4. The method according to claim 3, wherein the degree of hydration is controlled by evaporating water from the membrane.

5. The method according to claim 2, wherein water is a reactant and the input of water into the cell is controlled.

6. The method according to claim 1, wherein the electrolyte is toluenesulphonic acid, vinylsulphonic acid, acrylamido-(2-methyl)propanesulphonic acid, sodium hydroxide or potassium hydroxide.

7. The method according to claim 1, wherein the hydrophilic material is ionically inactive.

8. The method according to claim 1, wherein the hydrophilic material is ionically active.

9. The method according to claim 1, wherein the hydrophilic material is a polymeric material.

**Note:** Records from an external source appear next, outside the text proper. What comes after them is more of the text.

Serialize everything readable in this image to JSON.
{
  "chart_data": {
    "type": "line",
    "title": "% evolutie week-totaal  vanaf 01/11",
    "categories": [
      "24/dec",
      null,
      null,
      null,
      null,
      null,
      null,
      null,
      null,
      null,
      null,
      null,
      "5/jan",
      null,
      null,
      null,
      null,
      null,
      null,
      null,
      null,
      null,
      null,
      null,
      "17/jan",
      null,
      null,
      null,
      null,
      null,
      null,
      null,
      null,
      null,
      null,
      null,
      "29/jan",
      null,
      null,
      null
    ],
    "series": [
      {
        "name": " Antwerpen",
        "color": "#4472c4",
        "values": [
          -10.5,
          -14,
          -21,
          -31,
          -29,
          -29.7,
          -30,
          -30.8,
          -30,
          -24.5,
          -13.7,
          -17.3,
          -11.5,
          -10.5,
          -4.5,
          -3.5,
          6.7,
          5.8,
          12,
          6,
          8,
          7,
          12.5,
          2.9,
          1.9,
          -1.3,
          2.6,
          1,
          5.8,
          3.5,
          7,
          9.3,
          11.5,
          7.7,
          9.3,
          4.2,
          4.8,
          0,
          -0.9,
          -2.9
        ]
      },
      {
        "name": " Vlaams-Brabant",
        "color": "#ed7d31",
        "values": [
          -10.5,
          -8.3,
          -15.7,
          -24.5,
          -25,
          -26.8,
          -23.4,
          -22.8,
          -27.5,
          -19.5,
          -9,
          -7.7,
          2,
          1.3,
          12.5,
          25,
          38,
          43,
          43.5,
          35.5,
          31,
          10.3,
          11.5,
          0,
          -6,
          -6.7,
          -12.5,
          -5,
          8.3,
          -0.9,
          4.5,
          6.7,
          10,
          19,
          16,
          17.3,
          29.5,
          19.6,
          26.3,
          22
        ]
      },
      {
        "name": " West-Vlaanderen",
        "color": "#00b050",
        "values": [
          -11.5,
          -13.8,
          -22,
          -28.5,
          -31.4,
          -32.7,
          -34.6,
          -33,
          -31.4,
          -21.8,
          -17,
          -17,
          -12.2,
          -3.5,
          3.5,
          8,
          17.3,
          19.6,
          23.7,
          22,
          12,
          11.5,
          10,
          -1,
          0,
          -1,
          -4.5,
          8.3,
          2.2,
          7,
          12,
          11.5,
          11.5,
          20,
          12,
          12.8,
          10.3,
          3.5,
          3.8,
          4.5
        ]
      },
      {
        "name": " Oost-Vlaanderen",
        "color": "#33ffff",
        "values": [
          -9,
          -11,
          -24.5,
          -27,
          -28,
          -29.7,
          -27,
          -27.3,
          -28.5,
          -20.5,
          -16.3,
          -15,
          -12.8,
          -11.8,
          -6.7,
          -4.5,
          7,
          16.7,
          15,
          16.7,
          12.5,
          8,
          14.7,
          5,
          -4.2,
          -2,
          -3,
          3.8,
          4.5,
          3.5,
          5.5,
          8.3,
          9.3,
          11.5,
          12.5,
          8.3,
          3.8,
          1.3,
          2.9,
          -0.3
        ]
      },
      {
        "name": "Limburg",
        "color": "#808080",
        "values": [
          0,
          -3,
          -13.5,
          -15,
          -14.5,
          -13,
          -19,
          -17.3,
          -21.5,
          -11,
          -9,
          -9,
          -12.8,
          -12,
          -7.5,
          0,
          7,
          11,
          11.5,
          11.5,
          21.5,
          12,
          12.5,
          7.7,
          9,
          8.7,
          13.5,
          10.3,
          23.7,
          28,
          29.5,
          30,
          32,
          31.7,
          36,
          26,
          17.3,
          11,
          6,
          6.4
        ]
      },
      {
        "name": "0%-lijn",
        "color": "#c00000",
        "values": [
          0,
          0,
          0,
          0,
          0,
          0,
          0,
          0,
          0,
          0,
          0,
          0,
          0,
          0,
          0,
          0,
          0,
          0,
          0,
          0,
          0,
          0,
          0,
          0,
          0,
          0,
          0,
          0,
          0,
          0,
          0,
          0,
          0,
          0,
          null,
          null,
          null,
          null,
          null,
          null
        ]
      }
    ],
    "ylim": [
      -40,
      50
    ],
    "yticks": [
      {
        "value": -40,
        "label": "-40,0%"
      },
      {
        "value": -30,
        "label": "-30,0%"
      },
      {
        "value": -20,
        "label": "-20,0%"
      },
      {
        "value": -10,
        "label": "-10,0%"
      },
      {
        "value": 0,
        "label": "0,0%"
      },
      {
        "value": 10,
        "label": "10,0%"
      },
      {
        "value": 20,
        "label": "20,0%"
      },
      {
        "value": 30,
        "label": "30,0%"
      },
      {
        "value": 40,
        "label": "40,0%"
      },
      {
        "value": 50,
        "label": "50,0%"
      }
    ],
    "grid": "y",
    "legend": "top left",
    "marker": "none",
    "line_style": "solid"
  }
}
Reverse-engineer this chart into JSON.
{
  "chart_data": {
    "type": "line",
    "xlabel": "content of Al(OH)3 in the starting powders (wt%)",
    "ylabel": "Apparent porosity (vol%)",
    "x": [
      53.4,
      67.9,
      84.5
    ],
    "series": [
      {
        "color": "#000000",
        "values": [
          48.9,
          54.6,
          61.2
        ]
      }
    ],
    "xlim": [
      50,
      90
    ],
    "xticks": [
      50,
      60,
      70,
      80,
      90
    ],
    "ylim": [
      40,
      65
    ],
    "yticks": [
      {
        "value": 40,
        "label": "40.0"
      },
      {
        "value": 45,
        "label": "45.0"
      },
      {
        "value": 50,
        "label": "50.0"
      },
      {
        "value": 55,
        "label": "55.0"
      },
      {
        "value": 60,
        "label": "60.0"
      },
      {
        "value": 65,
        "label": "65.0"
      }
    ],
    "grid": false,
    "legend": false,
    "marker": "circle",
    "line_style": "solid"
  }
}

10. The method according to claim 9, wherein the hydrophilic material is obtainable by the polymerisation of monomers including methyl methacrylate, N-vinyl-2-pyrrolidone or acrylonitrile.

11. The method according to claim 9, wherein the hydrophilic material is cross-linked.

12. The method according to claim 1, wherein the cell is a fuel cell or an electrolyser.

13. The method according to claim 1, wherein the cell is in the form of a membrane-electrode assembly (MEA), or a stack of MEAs.

14. The method according to claim 1, wherein the concentration is controlled by the addition of further electrolyte.